If one looks at the average age of the twelve journalists who have contributed to the book one might forgive them for not knowing much about the earlier history of the paper. Gawenda, Foley, Gordon, Ellingsen, Button, Rule, Sullivan, Burns, Carney, Tippet, Shmith and Baum deal with their own particular interests. The first part of the 20th century isn’t their subject. Middle-aged mostly, they either lack enquiring minds or are too well set in their political ideas and their own careers to care about the history of the editorial department and the people who had worked there. The events of the past twenty or so years were better known to them. Steve Foley says he is sorry about the omissions. At least one can pretend Geoffrey Syme is included on page viii, amongst the past journalists, editors, artists and photographers to whom the book is dedicated.
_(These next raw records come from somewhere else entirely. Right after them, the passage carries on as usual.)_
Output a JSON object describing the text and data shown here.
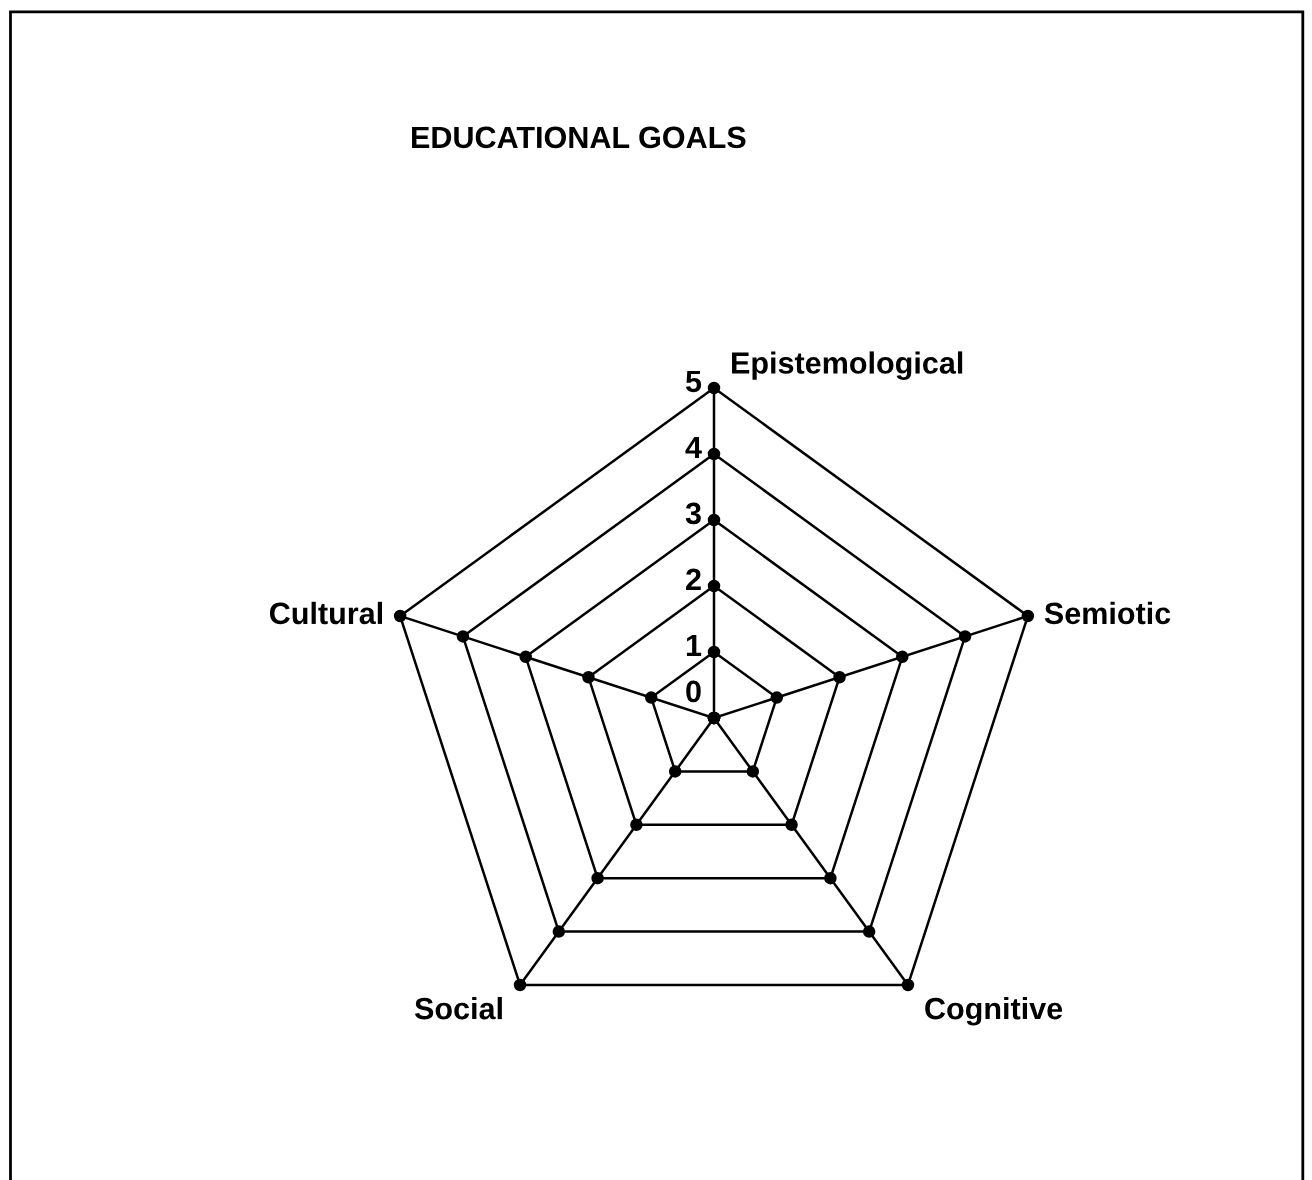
{
  "chart_data": {
    "type": "radar",
    "title": "EDUCATIONAL GOALS",
    "categories": [
      "Epistemological",
      "Semiotic",
      "Cognitive",
      "Social",
      "Cultural"
    ],
    "ylim": [
      0,
      5
    ],
    "yticks": [
      0,
      1,
      2,
      3,
      4,
      5
    ],
    "grid": true,
    "marker": "circle"
  }
}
Is it really strange that Geoffrey Blainey should be forgetful?  Actually, forgetful is the wrong word, because one can’t forget something one hasn’t bothered to learn. He had not mentioned Geoffrey Syme in his foreword to the earlier book, 125 Years of Age, so why would one expect to find his name in an article entitled “The cabbage patch that grew.”
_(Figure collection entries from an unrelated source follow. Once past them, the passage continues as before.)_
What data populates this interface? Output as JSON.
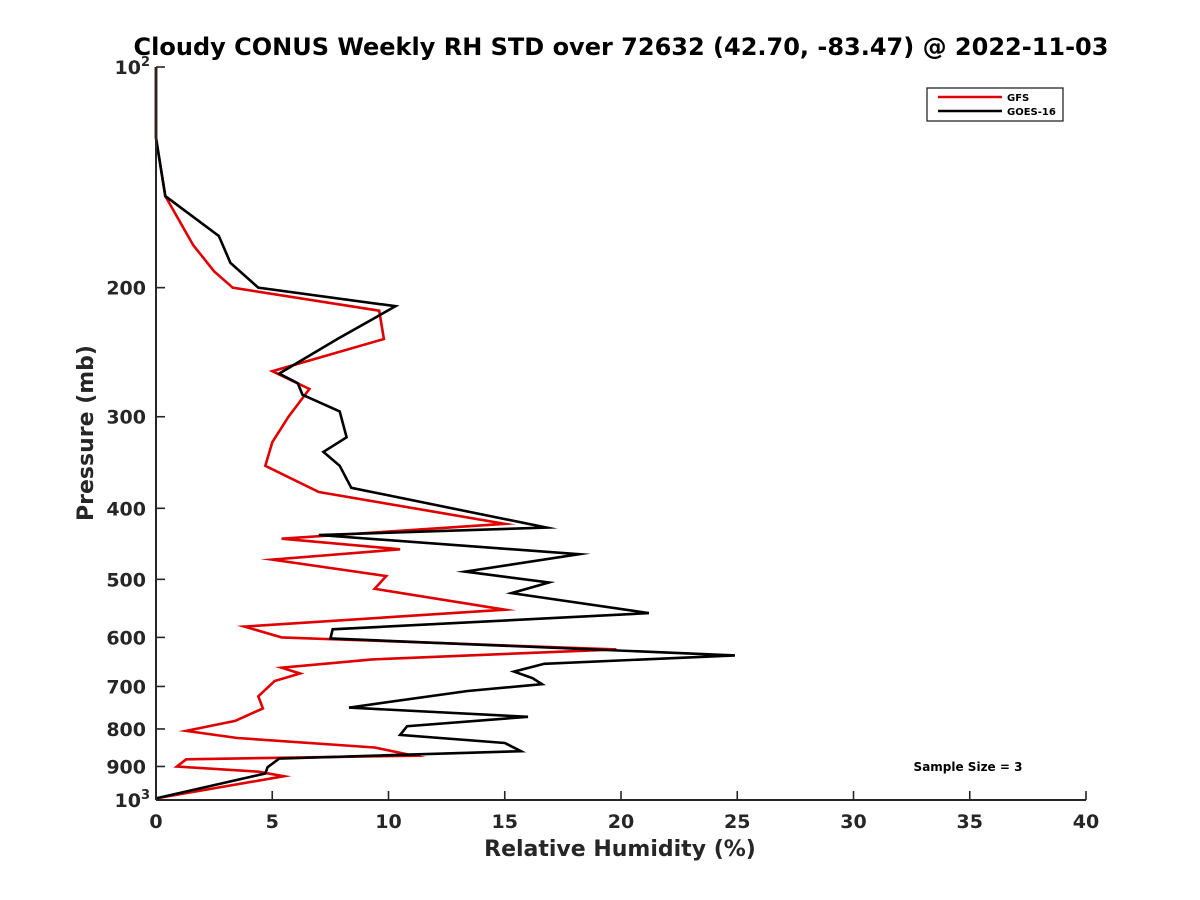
{
  "chart_data": {
    "type": "line",
    "title": "Cloudy CONUS Weekly RH STD over 72632 (42.70, -83.47) @ 2022-11-03",
    "xlabel": "Relative Humidity (%)",
    "ylabel": "Pressure (mb)",
    "xlim": [
      0,
      40
    ],
    "ylim": [
      100,
      1000
    ],
    "y_scale": "log",
    "y_reversed": true,
    "x_ticks": [
      0,
      5,
      10,
      15,
      20,
      25,
      30,
      35,
      40
    ],
    "x_tick_labels": [
      "0",
      "5",
      "10",
      "15",
      "20",
      "25",
      "30",
      "35",
      "40"
    ],
    "y_ticks": [
      {
        "value": 100,
        "label": "10",
        "sup": "2"
      },
      {
        "value": 200,
        "label": "200",
        "sup": ""
      },
      {
        "value": 300,
        "label": "300",
        "sup": ""
      },
      {
        "value": 400,
        "label": "400",
        "sup": ""
      },
      {
        "value": 500,
        "label": "500",
        "sup": ""
      },
      {
        "value": 600,
        "label": "600",
        "sup": ""
      },
      {
        "value": 700,
        "label": "700",
        "sup": ""
      },
      {
        "value": 800,
        "label": "800",
        "sup": ""
      },
      {
        "value": 900,
        "label": "900",
        "sup": ""
      },
      {
        "value": 1000,
        "label": "10",
        "sup": "3"
      }
    ],
    "legend_position": "top-right",
    "grid": false,
    "annotation": "Sample Size = 3",
    "series": [
      {
        "name": "GFS",
        "color": "#e00000",
        "points": [
          [
            0.0,
            100
          ],
          [
            0.0,
            125
          ],
          [
            0.4,
            150
          ],
          [
            1.6,
            175
          ],
          [
            2.5,
            190
          ],
          [
            3.3,
            200
          ],
          [
            9.6,
            215
          ],
          [
            9.8,
            235
          ],
          [
            5.0,
            260
          ],
          [
            6.6,
            275
          ],
          [
            5.7,
            300
          ],
          [
            5.0,
            325
          ],
          [
            4.7,
            350
          ],
          [
            7.0,
            380
          ],
          [
            15.0,
            420
          ],
          [
            5.4,
            440
          ],
          [
            10.5,
            455
          ],
          [
            5.0,
            470
          ],
          [
            9.9,
            495
          ],
          [
            9.4,
            515
          ],
          [
            15.0,
            550
          ],
          [
            3.8,
            580
          ],
          [
            5.4,
            600
          ],
          [
            19.8,
            623
          ],
          [
            9.3,
            643
          ],
          [
            5.4,
            660
          ],
          [
            6.2,
            672
          ],
          [
            5.1,
            688
          ],
          [
            4.4,
            722
          ],
          [
            4.6,
            750
          ],
          [
            3.4,
            780
          ],
          [
            1.3,
            805
          ],
          [
            3.5,
            823
          ],
          [
            9.4,
            848
          ],
          [
            11.1,
            870
          ],
          [
            1.3,
            880
          ],
          [
            0.9,
            900
          ],
          [
            4.4,
            915
          ],
          [
            5.5,
            928
          ],
          [
            0.0,
            995
          ]
        ]
      },
      {
        "name": "GOES-16",
        "color": "#000000",
        "points": [
          [
            0.0,
            100
          ],
          [
            0.0,
            125
          ],
          [
            0.4,
            150
          ],
          [
            2.7,
            170
          ],
          [
            3.2,
            185
          ],
          [
            4.4,
            200
          ],
          [
            10.3,
            212
          ],
          [
            7.8,
            235
          ],
          [
            5.3,
            262
          ],
          [
            6.1,
            270
          ],
          [
            6.3,
            280
          ],
          [
            7.9,
            295
          ],
          [
            8.2,
            320
          ],
          [
            7.2,
            335
          ],
          [
            7.9,
            350
          ],
          [
            8.4,
            375
          ],
          [
            16.8,
            425
          ],
          [
            7.0,
            435
          ],
          [
            18.2,
            462
          ],
          [
            13.3,
            488
          ],
          [
            16.9,
            505
          ],
          [
            15.3,
            522
          ],
          [
            21.2,
            556
          ],
          [
            7.6,
            585
          ],
          [
            7.5,
            602
          ],
          [
            24.9,
            635
          ],
          [
            16.7,
            652
          ],
          [
            15.4,
            668
          ],
          [
            16.2,
            682
          ],
          [
            16.6,
            695
          ],
          [
            13.4,
            710
          ],
          [
            8.3,
            748
          ],
          [
            16.0,
            770
          ],
          [
            10.8,
            793
          ],
          [
            10.5,
            815
          ],
          [
            15.0,
            836
          ],
          [
            15.7,
            858
          ],
          [
            5.3,
            878
          ],
          [
            4.8,
            902
          ],
          [
            4.7,
            920
          ],
          [
            0.0,
            995
          ]
        ]
      }
    ]
  }
}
It is difficult to judge Blainey’s precise area of historical expertise. It seems to be quite wide, since he has written 32 books, including “A short history of the World”. His article in Reflections is entitled “The cabbage patch that grew. 1854-2004. A history by Geoffrey Blainey”. It is 46 pages long, but the cabbage patch is Melbourne, so perhaps it is not surprising that he has not yet discovered the names of key figures in the earlier history of The Age. He makes a careless mistake on page 21 when he says that the Speight case was the first libel case against The Age. It would have been quite easy for him to send one of his researchers to check earlier volumes in the Victorian Law Reports in the State Library of Victoria.
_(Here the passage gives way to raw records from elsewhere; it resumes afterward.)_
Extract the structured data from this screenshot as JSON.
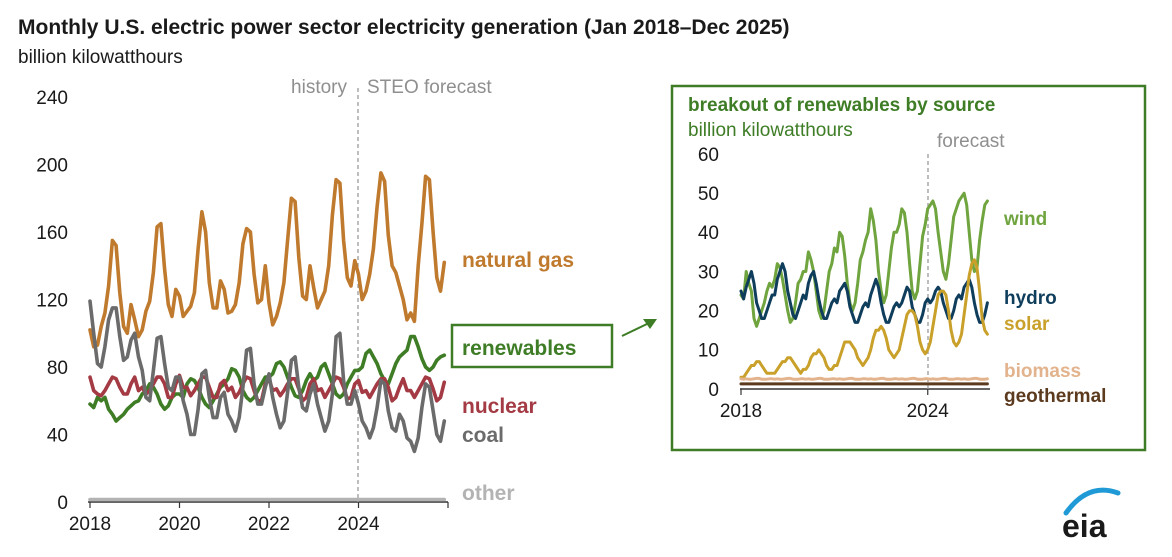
{
  "chart_data": [
    {
      "type": "line",
      "title": "Monthly U.S. electric power sector electricity generation (Jan 2018–Dec 2025)",
      "ylabel": "billion kilowatthours",
      "xlabel": "",
      "ylim": [
        0,
        240
      ],
      "yticks": [
        0,
        40,
        80,
        120,
        160,
        200,
        240
      ],
      "xticks": [
        2018,
        2020,
        2022,
        2024
      ],
      "xlim": [
        2018,
        2026
      ],
      "history_label": "history",
      "forecast_label": "STEO forecast",
      "forecast_start": 2024,
      "series": [
        {
          "name": "natural gas",
          "color": "#c07a2e",
          "start": 2018,
          "step": 0.0833333,
          "values": [
            102,
            92,
            93,
            104,
            112,
            128,
            155,
            152,
            124,
            104,
            100,
            117,
            108,
            98,
            102,
            113,
            119,
            136,
            163,
            165,
            138,
            117,
            110,
            126,
            122,
            110,
            113,
            116,
            124,
            150,
            172,
            160,
            130,
            115,
            115,
            131,
            126,
            112,
            113,
            117,
            130,
            153,
            162,
            160,
            135,
            118,
            120,
            140,
            118,
            105,
            110,
            118,
            130,
            155,
            180,
            178,
            145,
            122,
            120,
            140,
            127,
            115,
            120,
            125,
            140,
            170,
            191,
            189,
            155,
            133,
            128,
            143,
            135,
            120,
            125,
            135,
            150,
            175,
            195,
            190,
            158,
            140,
            136,
            128,
            120,
            108,
            112,
            107,
            140,
            165,
            193,
            191,
            160,
            133,
            125,
            142
          ]
        },
        {
          "name": "renewables",
          "color": "#3e7d26",
          "start": 2018,
          "step": 0.0833333,
          "values": [
            58,
            56,
            62,
            60,
            62,
            55,
            52,
            48,
            50,
            52,
            55,
            57,
            59,
            60,
            64,
            66,
            70,
            68,
            64,
            58,
            55,
            57,
            62,
            64,
            64,
            62,
            70,
            73,
            72,
            68,
            62,
            58,
            56,
            60,
            64,
            68,
            70,
            73,
            79,
            78,
            74,
            66,
            62,
            60,
            62,
            66,
            70,
            74,
            74,
            76,
            82,
            83,
            80,
            74,
            68,
            63,
            62,
            66,
            72,
            76,
            72,
            74,
            80,
            82,
            76,
            70,
            64,
            62,
            64,
            70,
            74,
            78,
            78,
            80,
            88,
            90,
            86,
            82,
            76,
            72,
            70,
            76,
            82,
            86,
            88,
            90,
            98,
            98,
            92,
            85,
            80,
            78,
            80,
            84,
            86,
            87
          ]
        },
        {
          "name": "nuclear",
          "color": "#a33a44",
          "start": 2018,
          "step": 0.0833333,
          "values": [
            74,
            66,
            64,
            63,
            66,
            70,
            74,
            73,
            68,
            64,
            64,
            70,
            74,
            66,
            68,
            64,
            66,
            70,
            74,
            74,
            70,
            62,
            62,
            70,
            75,
            68,
            68,
            63,
            66,
            70,
            74,
            74,
            68,
            62,
            62,
            70,
            72,
            66,
            68,
            62,
            65,
            70,
            74,
            73,
            66,
            60,
            60,
            70,
            73,
            66,
            67,
            63,
            66,
            70,
            73,
            73,
            67,
            60,
            62,
            70,
            73,
            66,
            67,
            62,
            66,
            70,
            74,
            73,
            68,
            61,
            62,
            70,
            72,
            65,
            66,
            62,
            66,
            70,
            73,
            73,
            68,
            60,
            62,
            68,
            73,
            66,
            66,
            62,
            66,
            70,
            74,
            73,
            67,
            60,
            62,
            71
          ]
        },
        {
          "name": "coal",
          "color": "#6b6b6b",
          "start": 2018,
          "step": 0.0833333,
          "values": [
            119,
            100,
            82,
            80,
            92,
            108,
            115,
            115,
            98,
            84,
            86,
            96,
            100,
            86,
            78,
            62,
            60,
            78,
            97,
            98,
            82,
            68,
            66,
            74,
            74,
            60,
            52,
            40,
            40,
            55,
            76,
            78,
            62,
            50,
            50,
            62,
            65,
            52,
            48,
            42,
            50,
            68,
            90,
            91,
            70,
            58,
            58,
            68,
            76,
            62,
            52,
            44,
            48,
            65,
            84,
            86,
            68,
            56,
            54,
            64,
            70,
            58,
            50,
            42,
            48,
            64,
            98,
            100,
            72,
            58,
            58,
            66,
            58,
            48,
            44,
            38,
            44,
            56,
            72,
            70,
            54,
            44,
            42,
            52,
            48,
            38,
            36,
            30,
            38,
            56,
            70,
            68,
            54,
            40,
            36,
            48
          ]
        },
        {
          "name": "other",
          "color": "#b3b3b3",
          "start": 2018,
          "step": 0.0833333,
          "values": [
            1.5,
            1.5,
            1.5,
            1.5,
            1.5,
            1.5,
            1.5,
            1.5,
            1.5,
            1.5,
            1.5,
            1.5,
            1.5,
            1.5,
            1.5,
            1.5,
            1.5,
            1.5,
            1.5,
            1.5,
            1.5,
            1.5,
            1.5,
            1.5,
            1.5,
            1.5,
            1.5,
            1.5,
            1.5,
            1.5,
            1.5,
            1.5,
            1.5,
            1.5,
            1.5,
            1.5,
            1.5,
            1.5,
            1.5,
            1.5,
            1.5,
            1.5,
            1.5,
            1.5,
            1.5,
            1.5,
            1.5,
            1.5,
            1.5,
            1.5,
            1.5,
            1.5,
            1.5,
            1.5,
            1.5,
            1.5,
            1.5,
            1.5,
            1.5,
            1.5,
            1.5,
            1.5,
            1.5,
            1.5,
            1.5,
            1.5,
            1.5,
            1.5,
            1.5,
            1.5,
            1.5,
            1.5,
            1.5,
            1.5,
            1.5,
            1.5,
            1.5,
            1.5,
            1.5,
            1.5,
            1.5,
            1.5,
            1.5,
            1.5,
            1.5,
            1.5,
            1.5,
            1.5,
            1.5,
            1.5,
            1.5,
            1.5,
            1.5,
            1.5,
            1.5,
            1.5
          ]
        }
      ]
    },
    {
      "type": "line",
      "title": "breakout of renewables by source",
      "ylabel": "billion kilowatthours",
      "xlabel": "",
      "ylim": [
        0,
        60
      ],
      "yticks": [
        0,
        10,
        20,
        30,
        40,
        50,
        60
      ],
      "xticks": [
        2018,
        2024
      ],
      "xlim": [
        2018,
        2026
      ],
      "forecast_label": "forecast",
      "forecast_start": 2024,
      "series": [
        {
          "name": "wind",
          "color": "#6fa43e",
          "start": 2018,
          "step": 0.0833333,
          "values": [
            24,
            23,
            30,
            27,
            25,
            18,
            16,
            18,
            20,
            22,
            25,
            27,
            26,
            28,
            32,
            31,
            28,
            24,
            20,
            17,
            18,
            22,
            27,
            28,
            30,
            30,
            35,
            33,
            30,
            25,
            20,
            18,
            20,
            25,
            30,
            32,
            36,
            35,
            40,
            39,
            34,
            27,
            22,
            20,
            22,
            27,
            33,
            35,
            38,
            40,
            46,
            43,
            38,
            30,
            25,
            22,
            24,
            30,
            36,
            40,
            40,
            42,
            46,
            45,
            40,
            32,
            25,
            23,
            25,
            32,
            39,
            42,
            46,
            47,
            48,
            46,
            40,
            35,
            30,
            28,
            32,
            38,
            44,
            46,
            48,
            49,
            50,
            47,
            40,
            33,
            30,
            31,
            38,
            43,
            47,
            48
          ]
        },
        {
          "name": "hydro",
          "color": "#0f3d5c",
          "start": 2018,
          "step": 0.0833333,
          "values": [
            25,
            23,
            26,
            28,
            30,
            27,
            22,
            20,
            18,
            18,
            20,
            22,
            24,
            24,
            28,
            30,
            32,
            30,
            25,
            22,
            19,
            18,
            20,
            22,
            24,
            23,
            27,
            29,
            30,
            27,
            23,
            20,
            18,
            18,
            20,
            22,
            23,
            22,
            25,
            26,
            27,
            25,
            21,
            19,
            17,
            17,
            19,
            21,
            22,
            21,
            24,
            26,
            28,
            26,
            22,
            19,
            17,
            17,
            19,
            21,
            22,
            21,
            22,
            24,
            26,
            25,
            21,
            19,
            17,
            17,
            19,
            22,
            23,
            22,
            23,
            25,
            26,
            25,
            22,
            20,
            18,
            18,
            20,
            23,
            24,
            23,
            26,
            27,
            28,
            26,
            22,
            19,
            17,
            17,
            19,
            22
          ]
        },
        {
          "name": "solar",
          "color": "#c9a12a",
          "start": 2018,
          "step": 0.0833333,
          "values": [
            3,
            3,
            4,
            5,
            6,
            6,
            7,
            7,
            6,
            5,
            4,
            4,
            4,
            4,
            5,
            6,
            7,
            7,
            8,
            8,
            7,
            6,
            5,
            4,
            5,
            5,
            6,
            8,
            9,
            9,
            10,
            9,
            8,
            6,
            5,
            5,
            6,
            6,
            8,
            10,
            12,
            12,
            12,
            11,
            10,
            8,
            7,
            6,
            7,
            8,
            10,
            13,
            15,
            15,
            16,
            15,
            13,
            10,
            9,
            8,
            9,
            10,
            13,
            16,
            19,
            20,
            20,
            19,
            16,
            12,
            10,
            9,
            10,
            12,
            16,
            20,
            24,
            25,
            25,
            24,
            20,
            15,
            12,
            11,
            12,
            14,
            19,
            24,
            29,
            32,
            33,
            31,
            25,
            18,
            15,
            14
          ]
        },
        {
          "name": "biomass",
          "color": "#e2b38c",
          "start": 2018,
          "step": 0.0833333,
          "values": [
            2.6,
            2.5,
            2.6,
            2.5,
            2.5,
            2.6,
            2.7,
            2.7,
            2.5,
            2.5,
            2.5,
            2.6,
            2.6,
            2.5,
            2.6,
            2.5,
            2.5,
            2.6,
            2.7,
            2.7,
            2.5,
            2.5,
            2.5,
            2.6,
            2.6,
            2.5,
            2.6,
            2.5,
            2.5,
            2.6,
            2.7,
            2.7,
            2.5,
            2.5,
            2.5,
            2.6,
            2.6,
            2.5,
            2.6,
            2.5,
            2.5,
            2.6,
            2.7,
            2.7,
            2.5,
            2.5,
            2.5,
            2.6,
            2.6,
            2.5,
            2.6,
            2.5,
            2.5,
            2.6,
            2.7,
            2.7,
            2.5,
            2.5,
            2.5,
            2.6,
            2.6,
            2.5,
            2.6,
            2.5,
            2.5,
            2.6,
            2.7,
            2.7,
            2.5,
            2.5,
            2.5,
            2.6,
            2.6,
            2.5,
            2.6,
            2.5,
            2.5,
            2.6,
            2.7,
            2.7,
            2.5,
            2.5,
            2.5,
            2.6,
            2.6,
            2.5,
            2.6,
            2.5,
            2.5,
            2.6,
            2.7,
            2.7,
            2.5,
            2.5,
            2.5,
            2.6
          ]
        },
        {
          "name": "geothermal",
          "color": "#5c3a1e",
          "start": 2018,
          "step": 0.0833333,
          "values": [
            1.3,
            1.3,
            1.3,
            1.3,
            1.3,
            1.3,
            1.3,
            1.3,
            1.3,
            1.3,
            1.3,
            1.3,
            1.3,
            1.3,
            1.3,
            1.3,
            1.3,
            1.3,
            1.3,
            1.3,
            1.3,
            1.3,
            1.3,
            1.3,
            1.3,
            1.3,
            1.3,
            1.3,
            1.3,
            1.3,
            1.3,
            1.3,
            1.3,
            1.3,
            1.3,
            1.3,
            1.3,
            1.3,
            1.3,
            1.3,
            1.3,
            1.3,
            1.3,
            1.3,
            1.3,
            1.3,
            1.3,
            1.3,
            1.3,
            1.3,
            1.3,
            1.3,
            1.3,
            1.3,
            1.3,
            1.3,
            1.3,
            1.3,
            1.3,
            1.3,
            1.3,
            1.3,
            1.3,
            1.3,
            1.3,
            1.3,
            1.3,
            1.3,
            1.3,
            1.3,
            1.3,
            1.3,
            1.3,
            1.3,
            1.3,
            1.3,
            1.3,
            1.3,
            1.3,
            1.3,
            1.3,
            1.3,
            1.3,
            1.3,
            1.3,
            1.3,
            1.3,
            1.3,
            1.3,
            1.3,
            1.3,
            1.3,
            1.3,
            1.3,
            1.3,
            1.3
          ]
        }
      ]
    }
  ],
  "logo_text": "eia",
  "colors": {
    "axis": "#333333",
    "tick": "#1a1a1a",
    "forecast_line": "#9a9a9a",
    "forecast_text": "#8f8f8f",
    "inset_border": "#3e7d26",
    "inset_title": "#3e7d26",
    "logo_arc": "#1f9ad6"
  }
}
He chooses a few examples of events and people from the period when Geoffrey Syme was Managing Editor. They seem rather a random selection from different issues of The Age.  He mentions the First World War, There is a photograph of a page from The Age with a list of the casualties at the Dardanelles, and he singles out individuals such as a Mrs Hastie and two Privates, William Poynton and John Martin. He talks about “Viola” who edited the women’s’ page, the “Spare Corner”, in The Leader. But he fails to explain that The Leader was actually a rather serious paper, intended for the rural community of Victoria, which gave a great deal of useful information about sales and crops and husbandry and agricultural shows. No one would guess this from his comments on Viola. He does mention the Depression and the beginning of the Second World War, though we learn little about The Age and nothing about the appalling difficulties of running a paper when many of the younger staff had left to join the forces, when newsprint was rationed, and the paper itself was so limited in size that it could not print all the advertisements that provided its income. It is regrettable that these books, 125 years of Age, and the second book, Reflections, which commemorates 150 years of The Age’s history, will probably end up being regarded as reliable sources for that history. An unquestioning reader sometimes believes that if something has been printed it must be correct. Less trusting readers know that omissions can lead to mistakes or misunderstandings, and in these two books the omissions seem to have been deliberate.  One does not expect to find deliberate distortion of facts - mistakes that are repeated and perpetuated - in books that are supposed to be reasonably well researched. So does one blame the researchers, the writers or the publisher of these books? Or does one blame historians who fail to look for primary sources for their subject?